18 agosto 2011
Milano, la borsa chiude in rosso. Europa, Tobin Tax o eurobond?
• La crisi ha continuato a mordere, Milano ha perso il 6,15% bruciando 20 miliardi in un giorno, mentre le altre piazze mondiali andavano sotto del 4-5, perdendo 300 miliardi in una sola seduta. Il giorno più nero in una settimana di perenne brutto tempo finanziario. A livello europeo è in atto un grande scontro tra i fautori della Tobin Tax (Merkel-Sarkozy) e i tifosi degli eurobond (gli altri). Nella mente di Merkel-Sarkozy la Tobin Tax, pensata 40 anni fa dal Nobel James Tobin come un prelievo in favore del Terzo Mondo su tutte le transazioni valutarie, dovrebbe diventare una tassa da applicare alle transazioni finanziarie con la quale implementare – si suppone – un fondo anti-crisi. Gli inglesi hanno già detto che non ci stanno, gli americani neanche e quindi sarà facile per gli operatori spostare le transazioni dalle piazze in cui la tassa è in vigore a quelle in cui non è in vigore. Applicata un paio di volte in passato, la Tobin ha dato esiti penosi. Quanto agli eurobond, si tratta di titoli del debito che dovrebbero essere emessi dall’Europa in sostituzione o a integrazione dei vari bot nazionali.

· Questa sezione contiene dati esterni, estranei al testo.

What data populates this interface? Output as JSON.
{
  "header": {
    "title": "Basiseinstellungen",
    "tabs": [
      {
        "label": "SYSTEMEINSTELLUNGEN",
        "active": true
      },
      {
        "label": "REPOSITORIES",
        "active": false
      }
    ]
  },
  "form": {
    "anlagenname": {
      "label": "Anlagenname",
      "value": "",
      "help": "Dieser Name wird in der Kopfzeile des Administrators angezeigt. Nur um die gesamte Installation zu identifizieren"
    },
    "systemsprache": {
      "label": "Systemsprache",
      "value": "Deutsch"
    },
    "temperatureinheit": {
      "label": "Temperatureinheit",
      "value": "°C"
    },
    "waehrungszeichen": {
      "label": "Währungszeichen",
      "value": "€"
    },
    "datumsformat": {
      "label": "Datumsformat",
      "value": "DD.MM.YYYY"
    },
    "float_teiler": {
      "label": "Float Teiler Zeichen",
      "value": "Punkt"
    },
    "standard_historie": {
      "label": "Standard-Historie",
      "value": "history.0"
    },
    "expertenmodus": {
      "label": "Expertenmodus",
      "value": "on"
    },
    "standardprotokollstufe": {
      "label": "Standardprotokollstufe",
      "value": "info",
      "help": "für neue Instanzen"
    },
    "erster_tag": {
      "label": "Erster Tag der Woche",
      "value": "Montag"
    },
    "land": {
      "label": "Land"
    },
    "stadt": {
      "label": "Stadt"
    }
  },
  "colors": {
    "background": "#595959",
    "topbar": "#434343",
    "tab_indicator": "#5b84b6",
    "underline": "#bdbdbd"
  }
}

Prevedono inevitabilmente una qualche cessione di sovranità degli stati e la volontà, da parte dei paesi più virtuosi e meno indebitati, di farsi in parte carico delle malefatte delle nazioni spendaccione. Merkel e Sarkozy, che hanno le elezioni l’anno prossimo, hanno detto seccamente di no agli Eurobond anche quando la stessa Commissione europea ha fatto sapere che è allo studio una proposta. [Giorgio Dell’Arti, Vty 24/8/2011] [Sull’argomento leggi anche il Fatto del giorno del 19 agosto 2011]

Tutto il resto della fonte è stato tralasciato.